SOLONDZ: Well, your audience, in some sense, is the opposite of my audience. You have this sort of elite, high-end, hyper-educated, critical group of people who determine meaning and value about your work. And then people come in and they look and have a very different experience from the language of the art world, so to speak. I make a movie, and I am working in a populist kind of medium where I have to bring in all types of people to fill seats, and they have to sit there for two hours. So the demands are different. On the one hand, you are freed from the worry of the marketplace the way I have to worry in order to survive as a filmmaker. But on the other hand, your work is somewhat more captured or constrained by what the powers above at these magazines have to say and what your stock value is, so to speak.
SERRANO: I’ve been fortunate that I’ve worked with great galleries, but I haven’t had a New York gallery since leaving Paula Cooper Gallery in 2008. I worked with Yvon Lambert in France, Nathalie Obadia in France and in Brussels, Baldwin Gallery in Aspen. But as a New York artist without a New York gallery, it’s hurt me a lot. I feel like I’m known in America, but I’m known as a controversial artist. I’m known, but I’m not shown.
SOLONDZ: So that’s a bit frustrating for you that you feel you don’t have a bigger showcase?
SERRANO: Bigger showcase, but also I’d make a lot more money if I sold in America and not just Europe.
SOLONDZ: Not that money is the issue here.
SERRANO: It’s not the issue, but it helps. You know what I feel good about? A lot of times when my wife Irina and I are sitting outside for coffee at Blue Bottle, that’s when people come up to me and they say, “I love your work.” They could be a student, but sometimes they’re lawyers or doctors. Recently, I had a man come up to me and he said, “I saw your show in Paris at the Maillot Museum.” And I said to him, “Are you an artist?” And he said, “No, I just like good things.”

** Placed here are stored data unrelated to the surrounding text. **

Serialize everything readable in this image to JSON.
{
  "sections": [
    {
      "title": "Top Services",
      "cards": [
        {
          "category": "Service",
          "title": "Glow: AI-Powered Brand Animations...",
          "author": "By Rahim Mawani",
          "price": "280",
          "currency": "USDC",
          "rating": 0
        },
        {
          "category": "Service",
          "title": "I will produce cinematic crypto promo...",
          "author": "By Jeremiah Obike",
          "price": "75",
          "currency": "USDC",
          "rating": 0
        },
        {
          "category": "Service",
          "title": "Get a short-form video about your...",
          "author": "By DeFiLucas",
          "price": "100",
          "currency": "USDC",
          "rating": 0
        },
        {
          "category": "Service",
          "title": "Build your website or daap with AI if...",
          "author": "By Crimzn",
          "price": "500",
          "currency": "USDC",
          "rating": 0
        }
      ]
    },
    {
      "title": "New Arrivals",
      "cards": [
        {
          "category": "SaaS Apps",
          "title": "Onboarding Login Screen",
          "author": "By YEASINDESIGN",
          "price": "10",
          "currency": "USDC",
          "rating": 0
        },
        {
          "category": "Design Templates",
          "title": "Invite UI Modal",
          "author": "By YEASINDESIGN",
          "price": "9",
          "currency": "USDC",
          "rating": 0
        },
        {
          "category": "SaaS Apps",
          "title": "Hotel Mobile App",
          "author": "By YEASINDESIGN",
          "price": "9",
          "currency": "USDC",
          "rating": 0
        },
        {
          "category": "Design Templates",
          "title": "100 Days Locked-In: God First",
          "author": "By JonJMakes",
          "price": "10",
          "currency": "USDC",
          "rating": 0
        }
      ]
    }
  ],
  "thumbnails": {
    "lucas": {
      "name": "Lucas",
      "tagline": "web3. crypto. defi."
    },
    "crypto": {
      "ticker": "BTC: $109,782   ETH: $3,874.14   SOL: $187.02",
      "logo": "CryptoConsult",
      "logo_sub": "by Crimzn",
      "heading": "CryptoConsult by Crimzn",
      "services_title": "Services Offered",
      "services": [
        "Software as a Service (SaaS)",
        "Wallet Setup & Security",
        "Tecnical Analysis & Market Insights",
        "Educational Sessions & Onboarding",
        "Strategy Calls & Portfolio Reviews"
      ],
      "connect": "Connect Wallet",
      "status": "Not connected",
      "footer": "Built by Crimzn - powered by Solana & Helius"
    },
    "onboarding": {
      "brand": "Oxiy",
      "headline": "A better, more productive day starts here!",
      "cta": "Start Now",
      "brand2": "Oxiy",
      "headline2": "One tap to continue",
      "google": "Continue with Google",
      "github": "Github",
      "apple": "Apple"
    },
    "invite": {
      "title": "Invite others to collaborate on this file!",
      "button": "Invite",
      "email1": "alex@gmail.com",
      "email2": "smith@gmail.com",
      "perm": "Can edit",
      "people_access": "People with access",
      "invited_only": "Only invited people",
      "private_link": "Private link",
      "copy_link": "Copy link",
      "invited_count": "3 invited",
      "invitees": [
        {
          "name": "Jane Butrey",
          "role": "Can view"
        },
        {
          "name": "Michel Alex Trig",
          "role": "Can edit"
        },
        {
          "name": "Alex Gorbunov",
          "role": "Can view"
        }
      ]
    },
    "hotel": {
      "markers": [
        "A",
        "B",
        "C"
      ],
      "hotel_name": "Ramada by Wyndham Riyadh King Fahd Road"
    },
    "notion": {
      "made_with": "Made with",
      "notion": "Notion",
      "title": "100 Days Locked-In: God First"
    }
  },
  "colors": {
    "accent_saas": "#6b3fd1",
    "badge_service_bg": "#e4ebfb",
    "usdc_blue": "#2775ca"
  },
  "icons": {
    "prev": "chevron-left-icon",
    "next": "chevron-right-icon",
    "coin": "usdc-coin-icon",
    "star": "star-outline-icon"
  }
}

SOLONDZ: That’s very beautiful, to experience that. It’s very gratifying, because it comes from a very sincere moment. I mean, it takes a certain kind of courage just to go up to someone you don’t know, particularly one that maybe you admired, and say something.
SERRANO: I know I’ve done it, and I feel like shit because they treat you like shit. That’s why I’m nice to people.
SOLONDZ: I’ve never known you to be any other way.